The broader altcoin market has struggled to keep pace with Bitcoin’s volatility. Ethereum , for instance, has retreated by about 14% from recent highs, while XRP , ADA , and DOGE have all recorded double-digit losses. This broad-based risk-off sentiment is indicative of a market in consolidation, with capital rotating rather than expanding. Mid-cap tokens such as CRO and PUMP have seen relative outperformance, driven by narrative-driven rallies rather than broader inflows. Institutional demand, however, remains a stabilizing force, particularly in the case of Ethereum, where treasuries and corporate buyers continue to add to their holdings [1].
The stagnation of the altcoin market cap reflects a broader shift in investor behavior. With ETF inflows historically muted and speculative activity waning, the market is entering a phase of consolidation before the potential resumption of a bull run in the fourth quarter. This expectation is grounded in structural drivers such as regulatory clarity and corporate adoption, which have helped to reduce market fragmentation and increase liquidity. The Commodity Futures Trading Commission’s reaffirmation of the Foreign Board of Trade framework, for instance, has opened the door for offshore exchanges to re-enter the U.S. market under established rules, a move expected to enhance market depth [1].
Macroeconomic developments also play a key role in shaping the near-term outlook.
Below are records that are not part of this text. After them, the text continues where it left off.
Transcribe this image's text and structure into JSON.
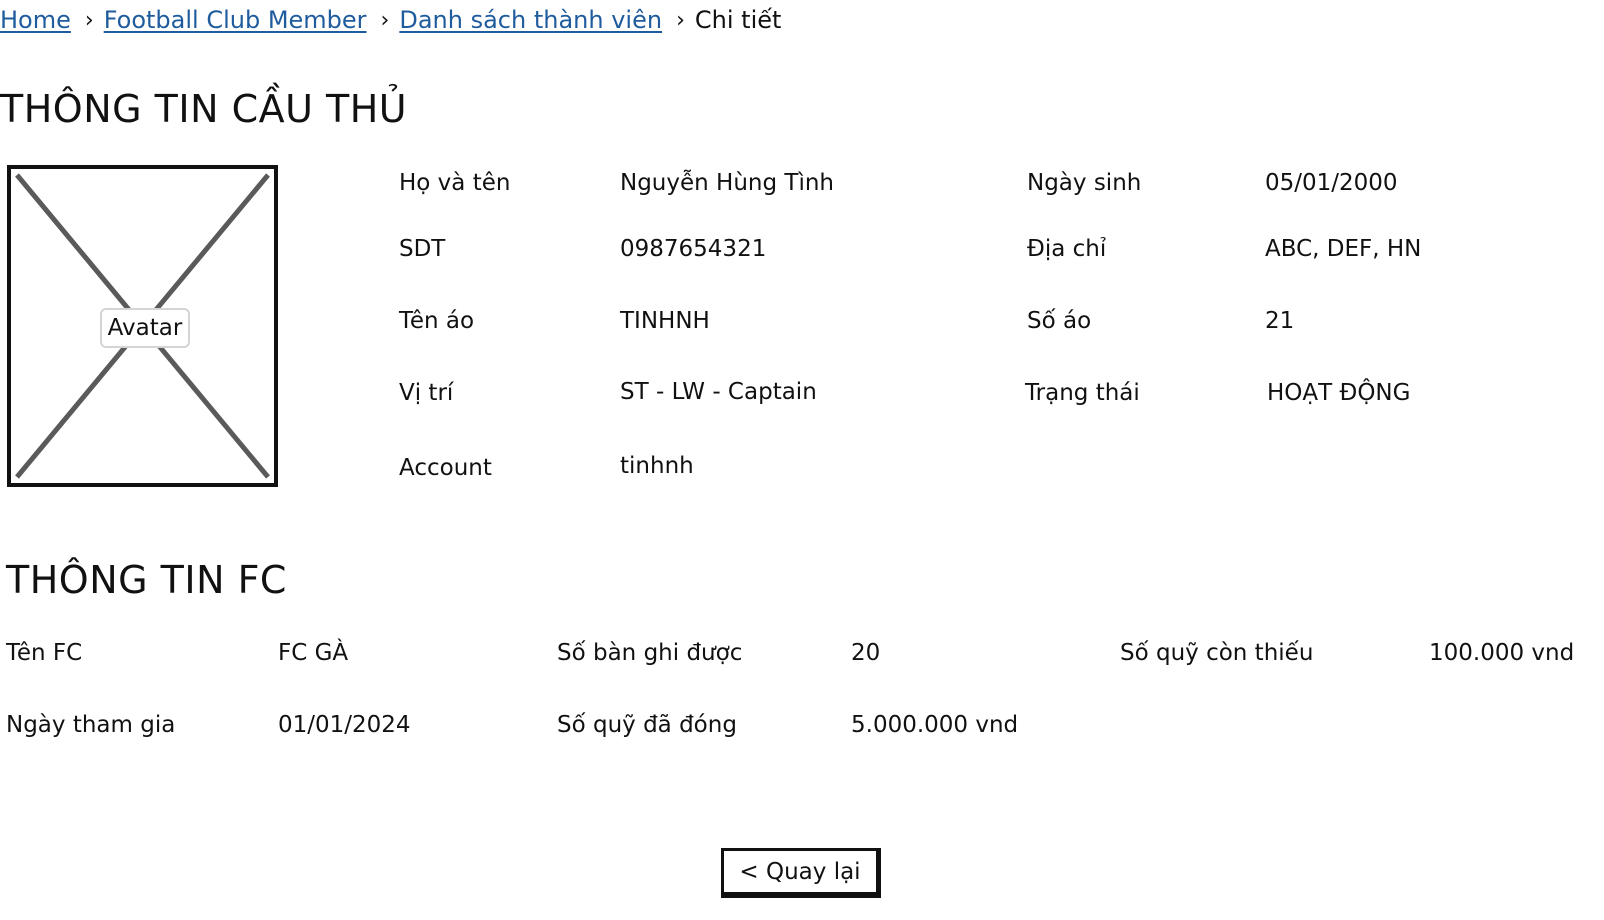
{
  "breadcrumb": {
    "home": "Home",
    "club": "Football Club Member",
    "list": "Danh sách thành viên",
    "current": "Chi tiết",
    "separator": "›"
  },
  "player_section": {
    "title": "THÔNG TIN CẦU THỦ",
    "avatar_label": "Avatar",
    "full_name_label": "Họ và tên",
    "full_name": "Nguyễn Hùng Tình",
    "birthday_label": "Ngày sinh",
    "birthday": "05/01/2000",
    "phone_label": "SDT",
    "phone": "0987654321",
    "address_label": "Địa chỉ",
    "address": "ABC, DEF, HN",
    "shirt_name_label": "Tên áo",
    "shirt_name": "TINHNH",
    "shirt_number_label": "Số áo",
    "shirt_number": "21",
    "position_label": "Vị trí",
    "position": "ST - LW - Captain",
    "status_label": "Trạng thái",
    "status": "HOẠT ĐỘNG",
    "account_label": "Account",
    "account": "tinhnh"
  },
  "fc_section": {
    "title": "THÔNG TIN FC",
    "fc_name_label": "Tên FC",
    "fc_name": "FC GÀ",
    "goals_label": "Số bàn ghi được",
    "goals": "20",
    "fund_owed_label": "Số quỹ còn thiếu",
    "fund_owed": "100.000 vnd",
    "join_date_label": "Ngày tham gia",
    "join_date": "01/01/2024",
    "fund_paid_label": "Số quỹ đã đóng",
    "fund_paid": "5.000.000 vnd"
  },
  "back_button": "< Quay lại"
}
U.S. economic data for August revealed a mixed picture ahead of the Federal Reserve’s September meeting. Consumer spending rose by 0.5%, marking the strongest gain in four months, while core PCE inflation remained elevated at 2.9% year over year. Despite this, job creation has slowed to an average of 35,000 per month, and updated benchmarks suggest that fewer new jobs are now required to maintain labor market stability. This recalibration has lowered the bar for policy easing, shifting expectations toward a September rate cut, even as inflation remains above target. Meanwhile, second-quarter GDP was revised upward to 3.3%, driven by strong investment in intellectual property and equipment, though regional surveys like the Chicago Business Barometer have signaled weakening business activity amid tariffs and declining confidence [1].
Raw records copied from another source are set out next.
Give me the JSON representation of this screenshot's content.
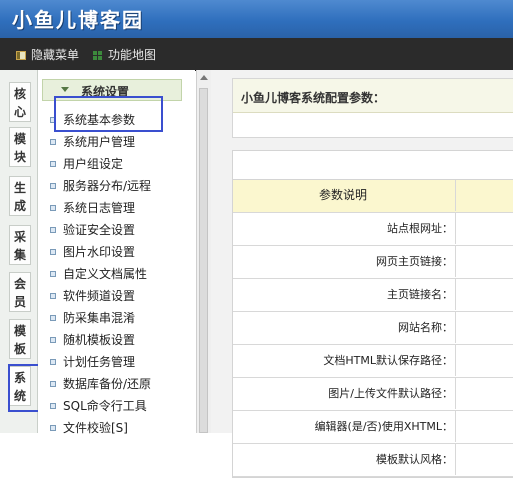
{
  "header": {
    "title": "小鱼儿博客园"
  },
  "toolbar": {
    "hide_menu": "隐藏菜单",
    "sitemap": "功能地图"
  },
  "vtabs": [
    "核心",
    "模块",
    "生成",
    "采集",
    "会员",
    "模板",
    "系统"
  ],
  "menu": {
    "heading": "系统设置",
    "items": [
      "系统基本参数",
      "系统用户管理",
      "用户组设定",
      "服务器分布/远程",
      "系统日志管理",
      "验证安全设置",
      "图片水印设置",
      "自定义文档属性",
      "软件频道设置",
      "防采集串混淆",
      "随机模板设置",
      "计划任务管理",
      "数据库备份/还原",
      "SQL命令行工具",
      "文件校验[S]"
    ]
  },
  "main": {
    "config_title": "小鱼儿博客系统配置参数：",
    "table_header": "参数说明",
    "rows": [
      "站点根网址：",
      "网页主页链接：",
      "主页链接名：",
      "网站名称：",
      "文档HTML默认保存路径：",
      "图片/上传文件默认路径：",
      "编辑器(是/否)使用XHTML：",
      "模板默认风格："
    ]
  },
  "colors": {
    "header_blue": "#2f6fbd",
    "toolbar_dark": "#2b2b2b",
    "highlight": "#3a4fcf",
    "table_header": "#fbf7cf"
  }
}
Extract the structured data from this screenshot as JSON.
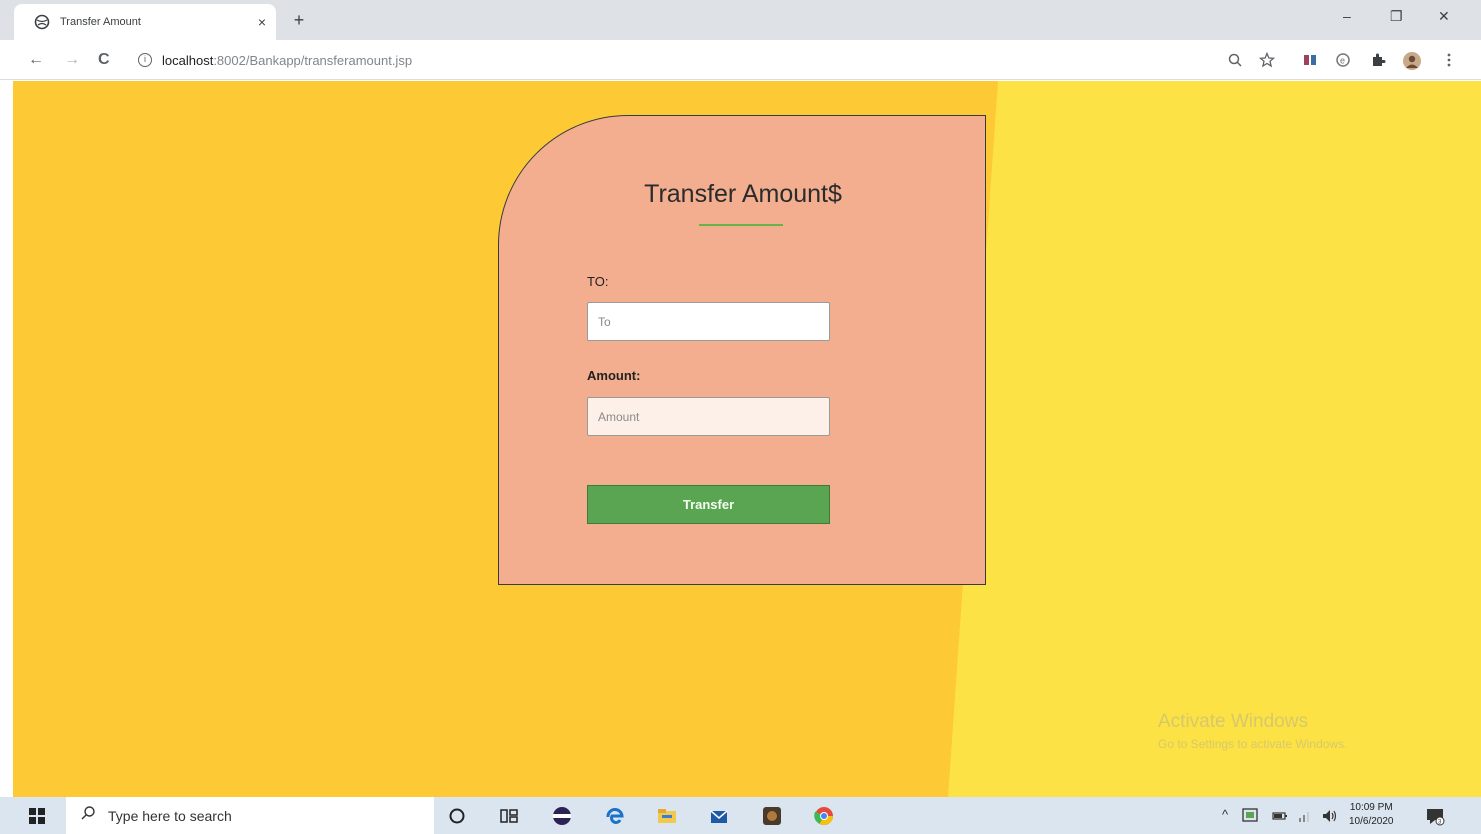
{
  "browser": {
    "tab": {
      "title": "Transfer Amount",
      "close": "×"
    },
    "new_tab": "+",
    "window_controls": {
      "minimize": "–",
      "restore": "❐",
      "close": "✕"
    },
    "nav": {
      "back": "←",
      "forward": "→",
      "reload": "C"
    },
    "address": {
      "host": "localhost",
      "path": ":8002/Bankapp/transferamount.jsp"
    }
  },
  "form": {
    "title": "Transfer Amount$",
    "to_label": "TO:",
    "to_placeholder": "To",
    "amount_label": "Amount:",
    "amount_placeholder": "Amount",
    "submit_label": "Transfer"
  },
  "watermark": {
    "title": "Activate Windows",
    "subtitle": "Go to Settings to activate Windows."
  },
  "taskbar": {
    "search_placeholder": "Type here to search",
    "time": "10:09 PM",
    "date": "10/6/2020"
  },
  "colors": {
    "page_left": "#fdc935",
    "page_right": "#fde245",
    "card": "#f2ae8f",
    "button": "#5aa552",
    "title_rule": "#66b34a"
  }
}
Corporate and institutional adoption of digital assets continues to gain momentum, contributing to a more stable and mature crypto market. BitMine Immersion Technologies, for instance, has reinforced its status as the world’s largest Ethereum treasury company, holding $8.82 billion in crypto and cash while pursuing an ambitious plan to acquire 5% of Ethereum’s total supply. El Salvador, too, has made headlines with its Bitcoin strategy, having dispersed its $682 million reserve across multiple wallets to reduce security risks and enhance transparency through a public dashboard [1].
As the market prepares for what could be a pivotal September, the convergence of macroeconomic, regulatory, and corporate factors is shaping the next phase of Bitcoin’s cycle. While volatility remains a defining characteristic of the crypto market, the presence of institutional buyers and policy shifts are contributing to a more structured and predictable environment. The coming weeks will be critical in determining whether the cyclical low point will hold, setting the stage for a potential Q4 rebound driven by structural fundamentals [1].
Disclaimer: The content of this article solely reflects the author's opinion and does not represent the platform in any capacity. This article is not intended to serve as a reference for making investment decisions.